Prototype pollution in safe-obj npm package versions 1.0.0 to 1.0.2 allows denial of service and potential remote code execution.
Vulnerability
Prototype pollution vulnerability in the safe-obj npm package (versions 1.0.0 through 1.0.2) allows an attacker to pollute the Object prototype via crafted input. The vulnerable code path is in lib/index.js (line 122) [2].
Exploitation
An attacker can provide a specially crafted object that sets arbitrary properties on the global Object prototype, leading to property injection. This can be achieved without authentication if the target application processes user-supplied data using the vulnerable safe-obj methods [1].
Impact
Successful exploitation causes denial of service (DoS) due to unexpected property inflation, and may lead to remote code execution (RCE) depending on how the polluted properties are used in the application [1][3].
Mitigation
As of the publication date (2021-04-26), no patched version has been released. Users should review their usage of safe-obj and consider replacing it with an alternative library. The vulnerability is not listed in CISA's Known Exploited Vulnerabilities (KEV) catalog.

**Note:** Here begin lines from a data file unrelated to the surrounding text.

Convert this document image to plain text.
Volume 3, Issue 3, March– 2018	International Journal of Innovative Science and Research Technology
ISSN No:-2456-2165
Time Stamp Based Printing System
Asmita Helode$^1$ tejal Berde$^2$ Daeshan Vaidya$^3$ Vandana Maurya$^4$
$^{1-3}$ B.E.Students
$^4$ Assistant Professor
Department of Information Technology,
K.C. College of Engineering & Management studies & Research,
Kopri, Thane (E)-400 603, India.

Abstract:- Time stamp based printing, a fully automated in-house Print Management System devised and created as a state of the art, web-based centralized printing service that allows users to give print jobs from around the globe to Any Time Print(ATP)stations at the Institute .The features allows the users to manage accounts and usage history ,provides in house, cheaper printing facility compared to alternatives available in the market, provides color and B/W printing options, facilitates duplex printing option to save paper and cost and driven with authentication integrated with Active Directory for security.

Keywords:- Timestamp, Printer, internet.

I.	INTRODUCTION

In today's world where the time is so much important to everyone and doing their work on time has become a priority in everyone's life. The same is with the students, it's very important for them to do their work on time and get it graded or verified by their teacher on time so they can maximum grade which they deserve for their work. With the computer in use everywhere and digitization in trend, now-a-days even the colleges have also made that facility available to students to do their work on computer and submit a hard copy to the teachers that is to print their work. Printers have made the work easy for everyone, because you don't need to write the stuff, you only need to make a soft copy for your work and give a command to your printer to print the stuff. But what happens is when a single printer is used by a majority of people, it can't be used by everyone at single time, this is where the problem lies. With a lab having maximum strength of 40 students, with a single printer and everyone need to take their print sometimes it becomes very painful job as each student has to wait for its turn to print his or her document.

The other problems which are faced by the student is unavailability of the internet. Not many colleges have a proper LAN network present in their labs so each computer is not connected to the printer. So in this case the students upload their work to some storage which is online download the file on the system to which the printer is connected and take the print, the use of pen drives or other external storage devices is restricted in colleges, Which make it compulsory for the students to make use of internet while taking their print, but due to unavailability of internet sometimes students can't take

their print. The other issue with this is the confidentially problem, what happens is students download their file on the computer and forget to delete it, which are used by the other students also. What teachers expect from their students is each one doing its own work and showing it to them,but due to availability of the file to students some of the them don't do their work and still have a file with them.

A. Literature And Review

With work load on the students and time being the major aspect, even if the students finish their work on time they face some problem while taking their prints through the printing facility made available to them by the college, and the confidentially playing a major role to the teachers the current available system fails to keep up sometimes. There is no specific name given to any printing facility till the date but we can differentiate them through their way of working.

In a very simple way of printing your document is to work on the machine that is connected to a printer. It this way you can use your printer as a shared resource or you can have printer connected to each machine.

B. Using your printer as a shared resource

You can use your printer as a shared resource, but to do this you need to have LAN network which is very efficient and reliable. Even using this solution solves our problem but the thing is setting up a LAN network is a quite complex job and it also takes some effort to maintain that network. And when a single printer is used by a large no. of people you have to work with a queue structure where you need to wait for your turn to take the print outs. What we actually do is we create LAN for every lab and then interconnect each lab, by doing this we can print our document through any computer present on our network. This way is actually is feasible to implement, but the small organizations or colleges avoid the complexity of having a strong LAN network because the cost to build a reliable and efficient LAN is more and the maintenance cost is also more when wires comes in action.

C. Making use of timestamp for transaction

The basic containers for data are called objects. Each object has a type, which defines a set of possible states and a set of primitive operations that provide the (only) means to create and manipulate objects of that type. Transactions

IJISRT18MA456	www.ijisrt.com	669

AI Insight generated on May 21, 2026. Synthesized from this CVE's description and the cited reference URLs; citations are validated against the source bundle.
Affected packages
Versions sourced from the GitHub Security Advisory.

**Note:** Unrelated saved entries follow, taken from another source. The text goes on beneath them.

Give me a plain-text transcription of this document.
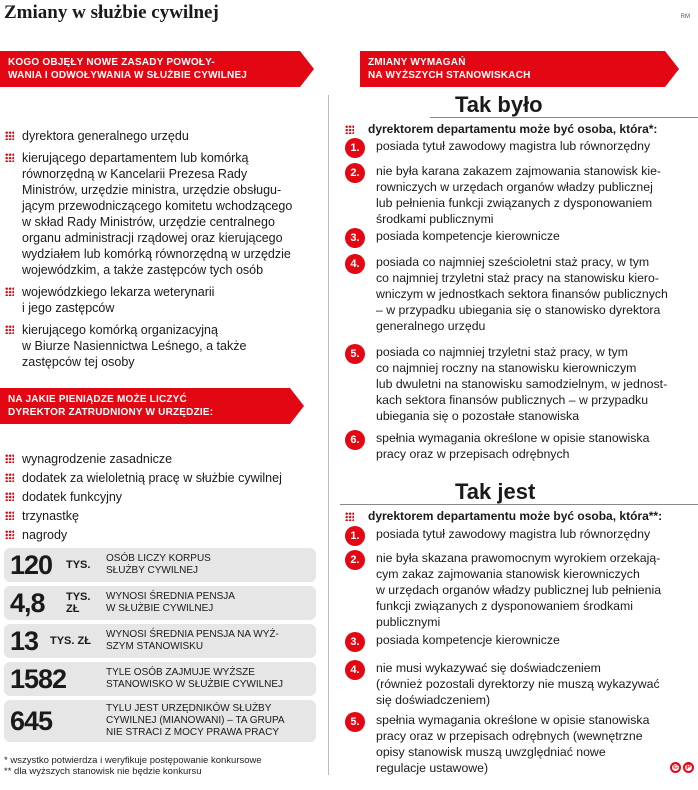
Zmiany w służbie cywilnej	RM
KOGO OBJĘŁY NOWE ZASADY POWOŁY-
WANIA I ODWOŁYWANIA W SŁUŻBIE CYWILNEJ
dyrektora generalnego urzędu
kierującego departamentem lub komórką
równorzędną w Kancelarii Prezesa Rady
Ministrów, urzędzie ministra, urzędzie obsługu-
jącym przewodniczącego komitetu wchodzącego
w skład Rady Ministrów, urzędzie centralnego
organu administracji rządowej oraz kierującego
wydziałem lub komórką równorzędną w urzędzie
wojewódzkim, a także zastępców tych osób
wojewódzkiego lekarza weterynarii
i jego zastępców
kierującego komórką organizacyjną
w Biurze Nasiennictwa Leśnego, a także
zastępców tej osoby
NA JAKIE PIENIĄDZE MOŻE LICZYĆ
DYREKTOR ZATRUDNIONY W URZĘDZIE:
wynagrodzenie zasadnicze
dodatek za wieloletnią pracę w służbie cywilnej
dodatek funkcyjny
trzynastkę
nagrody
120	TYS.
OSÓB LICZY KORPUS
SŁUŻBY CYWILNEJ
4,8	TYS. ZŁ
WYNOSI ŚREDNIA PENSJA
W SŁUŻBIE CYWILNEJ
13	TYS. ZŁ
WYNOSI ŚREDNIA PENSJA NA WYŻ-
SZYM STANOWISKU
1582	TYLE OSÓB ZAJMUJE WYŻSZE
STANOWISKO W SŁUŻBIE CYWILNEJ
645	TYLU JEST URZĘDNIKÓW SŁUŻBY
CYWILNEJ (MIANOWANI) – TA GRUPA
NIE STRACI Z MOCY PRAWA PRACY
* wszystko potwierdza i weryfikuje postępowanie konkursowe
** dla wyższych stanowisk nie będzie konkursu
ZMIANY WYMAGAŃ
NA WYŻSZYCH STANOWISKACH
Tak było
dyrektorem departamentu może być osoba, która*:
1.	posiada tytuł zawodowy magistra lub równorzędny
2.	nie była karana zakazem zajmowania stanowisk kie-
rowniczych w urzędach organów władzy publicznej
lub pełnienia funkcji związanych z dysponowaniem
środkami publicznymi
3.	posiada kompetencje kierownicze
4.	posiada co najmniej sześcioletni staż pracy, w tym
co najmniej trzyletni staż pracy na stanowisku kiero-
wniczym w jednostkach sektora finansów publicznych
– w przypadku ubiegania się o stanowisko dyrektora
generalnego urzędu
5.	posiada co najmniej trzyletni staż pracy, w tym
co najmniej roczny na stanowisku kierowniczym
lub dwuletni na stanowisku samodzielnym, w jednost-
kach sektora finansów publicznych – w przypadku
ubiegania się o pozostałe stanowiska
6.	spełnia wymagania określone w opisie stanowiska
pracy oraz w przepisach odrębnych
Tak jest
dyrektorem departamentu może być osoba, która**:
1.	posiada tytuł zawodowy magistra lub równorzędny
2.	nie była skazana prawomocnym wyrokiem orzekają-
cym zakaz zajmowania stanowisk kierowniczych
w urzędach organów władzy publicznej lub pełnienia
funkcji związanych z dysponowaniem środkami
publicznymi
3.	posiada kompetencje kierownicze
4.	nie musi wykazywać się doświadczeniem
(również pozostali dyrektorzy nie muszą wykazywać
się doświadczeniem)
5.	spełnia wymagania określone w opisie stanowiska
pracy oraz w przepisach odrębnych (wewnętrzne
opisy stanowisk muszą uwzględniać nowe
regulacje ustawowe)	©	P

| Package | Affected versions | Patched versions |
|---|---|---|
safe-objnpm | >= 1.0.0, <= 1.0.2 | — |
Affected products
2Patches
0No patches discovered yet.
Vulnerability mechanics
AI mechanics synthesis has not run for this CVE yet.
References
4- github.com/advisories/GHSA-wpgh-hmv4-r3v5ghsaADVISORY
- nvd.nist.gov/vuln/detail/CVE-2021-25928ghsaADVISORY
- github.com/mantacode/safe-obj/blob/6ab63529182b6cf11704ac84f10800290afd3f9f/lib/index.jsghsax_refsource_MISCWEB
- www.whitesourcesoftware.com/vulnerability-database/CVE-2021-25928ghsax_refsource_MISCWEB
News mentions
0No linked articles in our index yet.